Il nemico della vite
La nemica n. 1 della vitis vinifera
Nel 1800, l’enorme quantitativo di scambi commerciali tra il continente europeo e quello americano causò l’importazione di alcuni parassiti che andarono ad intaccare le viti in Italia e all’estero. Uno di questi fu la Fillossera, un afide che si nutre delle sostanze fondamentali al sano mantenimento della pianta e che ne garantiscono la produttività. Il problema principale era costituito dal fatto che la vite americana resisteva meglio all’attacco della fillossera rispetto a quella europea: mentre nel primo caso il parassita si soffermava sulle foglie indebolendole ma non traumatizzando in modo definitivo l’intera pianta, nel secondo caso riusciva ad assalirne direttamente le radici, interrompendo del tutto la trasmissione di acqua e sali minerali essenziali alla sua sopravvivenza.

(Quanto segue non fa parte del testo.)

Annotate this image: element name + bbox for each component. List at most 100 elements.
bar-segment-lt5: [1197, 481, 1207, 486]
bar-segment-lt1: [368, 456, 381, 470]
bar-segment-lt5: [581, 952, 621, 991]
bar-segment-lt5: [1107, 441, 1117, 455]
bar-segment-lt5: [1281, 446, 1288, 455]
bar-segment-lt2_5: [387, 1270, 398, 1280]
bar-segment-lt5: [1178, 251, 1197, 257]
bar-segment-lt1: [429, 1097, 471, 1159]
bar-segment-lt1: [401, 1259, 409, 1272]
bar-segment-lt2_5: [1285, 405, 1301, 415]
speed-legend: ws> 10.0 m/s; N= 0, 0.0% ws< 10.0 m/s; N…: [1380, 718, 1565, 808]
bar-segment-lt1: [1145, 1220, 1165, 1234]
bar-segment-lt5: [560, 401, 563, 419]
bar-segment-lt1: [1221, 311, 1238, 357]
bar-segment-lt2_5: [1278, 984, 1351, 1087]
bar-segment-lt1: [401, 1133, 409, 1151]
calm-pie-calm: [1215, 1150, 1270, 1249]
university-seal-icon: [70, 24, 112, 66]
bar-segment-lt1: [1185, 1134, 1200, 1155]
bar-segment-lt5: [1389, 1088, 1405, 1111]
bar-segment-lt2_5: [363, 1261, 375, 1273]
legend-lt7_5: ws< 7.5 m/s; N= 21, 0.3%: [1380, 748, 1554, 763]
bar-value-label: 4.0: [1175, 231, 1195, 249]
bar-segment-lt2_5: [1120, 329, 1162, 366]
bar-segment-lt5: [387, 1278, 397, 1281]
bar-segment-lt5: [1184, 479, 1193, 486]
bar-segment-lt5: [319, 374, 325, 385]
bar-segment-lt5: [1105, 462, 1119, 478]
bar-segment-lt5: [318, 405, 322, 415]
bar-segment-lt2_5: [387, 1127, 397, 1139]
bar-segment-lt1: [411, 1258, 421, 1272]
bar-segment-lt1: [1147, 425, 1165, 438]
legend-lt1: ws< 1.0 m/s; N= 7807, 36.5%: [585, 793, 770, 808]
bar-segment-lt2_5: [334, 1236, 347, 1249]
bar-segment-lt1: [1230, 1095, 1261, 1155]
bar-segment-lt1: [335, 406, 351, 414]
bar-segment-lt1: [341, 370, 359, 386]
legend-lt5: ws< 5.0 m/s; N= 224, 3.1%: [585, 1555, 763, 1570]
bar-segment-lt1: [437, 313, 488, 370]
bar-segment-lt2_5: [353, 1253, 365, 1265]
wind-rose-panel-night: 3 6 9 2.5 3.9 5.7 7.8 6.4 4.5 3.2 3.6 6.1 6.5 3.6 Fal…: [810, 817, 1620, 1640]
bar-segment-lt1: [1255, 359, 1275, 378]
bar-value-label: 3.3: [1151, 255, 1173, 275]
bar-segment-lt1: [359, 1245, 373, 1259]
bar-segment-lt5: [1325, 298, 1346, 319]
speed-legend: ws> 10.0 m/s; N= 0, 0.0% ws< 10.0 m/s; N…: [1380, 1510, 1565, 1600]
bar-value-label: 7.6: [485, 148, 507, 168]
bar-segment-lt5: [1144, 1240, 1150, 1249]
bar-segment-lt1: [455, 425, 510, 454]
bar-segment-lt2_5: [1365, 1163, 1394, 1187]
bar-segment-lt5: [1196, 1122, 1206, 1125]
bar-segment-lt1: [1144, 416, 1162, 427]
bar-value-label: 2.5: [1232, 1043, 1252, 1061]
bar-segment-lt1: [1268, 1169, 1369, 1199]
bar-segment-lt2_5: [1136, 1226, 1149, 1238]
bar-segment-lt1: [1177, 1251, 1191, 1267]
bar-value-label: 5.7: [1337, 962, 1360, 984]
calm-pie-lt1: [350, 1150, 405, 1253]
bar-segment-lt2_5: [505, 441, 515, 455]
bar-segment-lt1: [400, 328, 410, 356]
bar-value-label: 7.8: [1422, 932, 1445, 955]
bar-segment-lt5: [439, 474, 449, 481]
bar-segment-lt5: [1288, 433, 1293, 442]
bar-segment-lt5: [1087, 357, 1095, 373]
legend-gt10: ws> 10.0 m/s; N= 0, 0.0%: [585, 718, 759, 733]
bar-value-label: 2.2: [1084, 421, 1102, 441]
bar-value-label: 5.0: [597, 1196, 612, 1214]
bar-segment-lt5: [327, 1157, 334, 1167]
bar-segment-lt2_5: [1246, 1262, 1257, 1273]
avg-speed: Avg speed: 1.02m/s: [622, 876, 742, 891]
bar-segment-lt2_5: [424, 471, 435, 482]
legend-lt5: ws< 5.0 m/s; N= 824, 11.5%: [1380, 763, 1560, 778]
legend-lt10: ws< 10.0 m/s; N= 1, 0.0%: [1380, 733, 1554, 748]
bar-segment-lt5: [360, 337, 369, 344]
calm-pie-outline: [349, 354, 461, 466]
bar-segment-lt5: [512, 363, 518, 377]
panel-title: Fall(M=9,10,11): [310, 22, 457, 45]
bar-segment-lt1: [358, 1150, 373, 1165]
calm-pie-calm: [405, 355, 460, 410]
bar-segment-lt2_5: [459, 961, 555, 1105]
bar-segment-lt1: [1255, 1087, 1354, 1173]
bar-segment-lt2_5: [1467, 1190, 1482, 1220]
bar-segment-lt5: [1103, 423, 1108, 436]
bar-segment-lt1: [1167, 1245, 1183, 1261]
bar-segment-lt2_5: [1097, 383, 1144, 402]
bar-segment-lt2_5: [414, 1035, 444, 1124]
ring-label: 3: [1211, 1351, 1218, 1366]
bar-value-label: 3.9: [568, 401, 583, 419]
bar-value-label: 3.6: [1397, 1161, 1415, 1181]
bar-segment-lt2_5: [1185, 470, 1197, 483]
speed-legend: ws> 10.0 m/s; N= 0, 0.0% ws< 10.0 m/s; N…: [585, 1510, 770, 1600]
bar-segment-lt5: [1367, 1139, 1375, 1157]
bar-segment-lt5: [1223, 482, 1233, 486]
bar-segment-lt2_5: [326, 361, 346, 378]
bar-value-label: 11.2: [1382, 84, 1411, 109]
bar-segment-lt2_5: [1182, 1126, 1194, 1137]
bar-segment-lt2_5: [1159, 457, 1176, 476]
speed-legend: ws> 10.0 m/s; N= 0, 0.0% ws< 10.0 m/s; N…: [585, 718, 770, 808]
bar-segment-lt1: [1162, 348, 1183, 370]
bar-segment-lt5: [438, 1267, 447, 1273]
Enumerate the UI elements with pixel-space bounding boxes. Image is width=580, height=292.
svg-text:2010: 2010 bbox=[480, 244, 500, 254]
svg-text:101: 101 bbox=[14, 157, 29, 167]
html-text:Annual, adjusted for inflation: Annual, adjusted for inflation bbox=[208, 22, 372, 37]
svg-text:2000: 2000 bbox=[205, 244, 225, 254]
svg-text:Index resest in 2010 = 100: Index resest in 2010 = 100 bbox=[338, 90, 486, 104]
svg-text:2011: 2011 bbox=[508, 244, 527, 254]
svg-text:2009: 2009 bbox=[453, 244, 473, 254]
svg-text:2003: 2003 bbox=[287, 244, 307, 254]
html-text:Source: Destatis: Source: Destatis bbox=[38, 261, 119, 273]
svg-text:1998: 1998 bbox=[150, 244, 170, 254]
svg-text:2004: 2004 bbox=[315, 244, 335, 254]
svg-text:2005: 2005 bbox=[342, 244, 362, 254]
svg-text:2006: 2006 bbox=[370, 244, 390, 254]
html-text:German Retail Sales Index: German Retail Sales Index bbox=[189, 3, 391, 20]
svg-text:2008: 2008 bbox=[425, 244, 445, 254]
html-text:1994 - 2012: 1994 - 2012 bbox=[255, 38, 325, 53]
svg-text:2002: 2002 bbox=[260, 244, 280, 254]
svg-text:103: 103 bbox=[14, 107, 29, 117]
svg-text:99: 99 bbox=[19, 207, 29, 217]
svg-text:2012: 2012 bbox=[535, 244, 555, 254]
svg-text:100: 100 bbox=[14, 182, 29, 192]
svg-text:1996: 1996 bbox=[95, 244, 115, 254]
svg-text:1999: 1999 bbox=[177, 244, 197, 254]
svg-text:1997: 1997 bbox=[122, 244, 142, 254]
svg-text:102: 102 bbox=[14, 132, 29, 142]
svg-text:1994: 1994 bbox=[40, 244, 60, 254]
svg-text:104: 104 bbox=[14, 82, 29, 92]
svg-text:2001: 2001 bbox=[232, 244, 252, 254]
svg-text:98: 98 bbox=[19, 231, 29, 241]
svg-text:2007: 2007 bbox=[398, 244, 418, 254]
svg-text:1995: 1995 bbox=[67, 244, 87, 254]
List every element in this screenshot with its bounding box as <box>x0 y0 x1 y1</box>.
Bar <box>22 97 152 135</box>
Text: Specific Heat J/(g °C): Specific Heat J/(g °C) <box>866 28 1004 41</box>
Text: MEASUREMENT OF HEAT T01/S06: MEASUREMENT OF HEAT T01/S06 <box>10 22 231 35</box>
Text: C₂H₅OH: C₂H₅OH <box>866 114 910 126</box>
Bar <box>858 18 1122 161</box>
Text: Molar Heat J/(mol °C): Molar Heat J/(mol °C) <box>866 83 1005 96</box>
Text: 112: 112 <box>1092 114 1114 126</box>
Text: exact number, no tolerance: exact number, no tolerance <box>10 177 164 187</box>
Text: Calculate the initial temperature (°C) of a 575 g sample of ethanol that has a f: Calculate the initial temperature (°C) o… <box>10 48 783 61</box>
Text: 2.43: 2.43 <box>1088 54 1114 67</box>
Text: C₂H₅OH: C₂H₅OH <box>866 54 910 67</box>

Tale evento costituì un durissimo colpo per i produttori di vino, fino a che non venne messo in pratica il cosiddetto innesto, che consiste nell’utilizzo combinato delle radici di vite americana con la parte epigea (fuori dal terreno) di vite europea: le prime contrastavano diligentemente la fillossera, la seconda rendeva al meglio la produzione di uva.
Ormai l’innesto è un metodo consolidato per tenere sotto controllo l’antipatico afide, il quale, però, non è forte a tal punto da riuscire ad insinuarsi in qualsiasi tipo di terreno. Vista la predilezione dell’afide per i terreni argillosi, quelli sabbiosi, con ciottoli o comunque non compatti, consentono di coltivare i vitigni a piede franco, che non necessitano quindi di innesto. Un altro contesto che allontana spontaneamente la fillossera è l’ambiente montano con temperature piuttosto rigide che fungono da antiparassitario naturale.
Nonostante sia buona norma e regola non abbassare mai la guardia nei confronti della nemica storica della vitis vinifera, attualmente alcune delle difficoltà maggiori che si incontrano nella sua coltivazione sono legati al clima, il quale diventa sempre più difficile da prevedere, senza dimenticare il riscaldamento globale e le periodiche gelate primaverili che possono comportare notevoli complicazioni.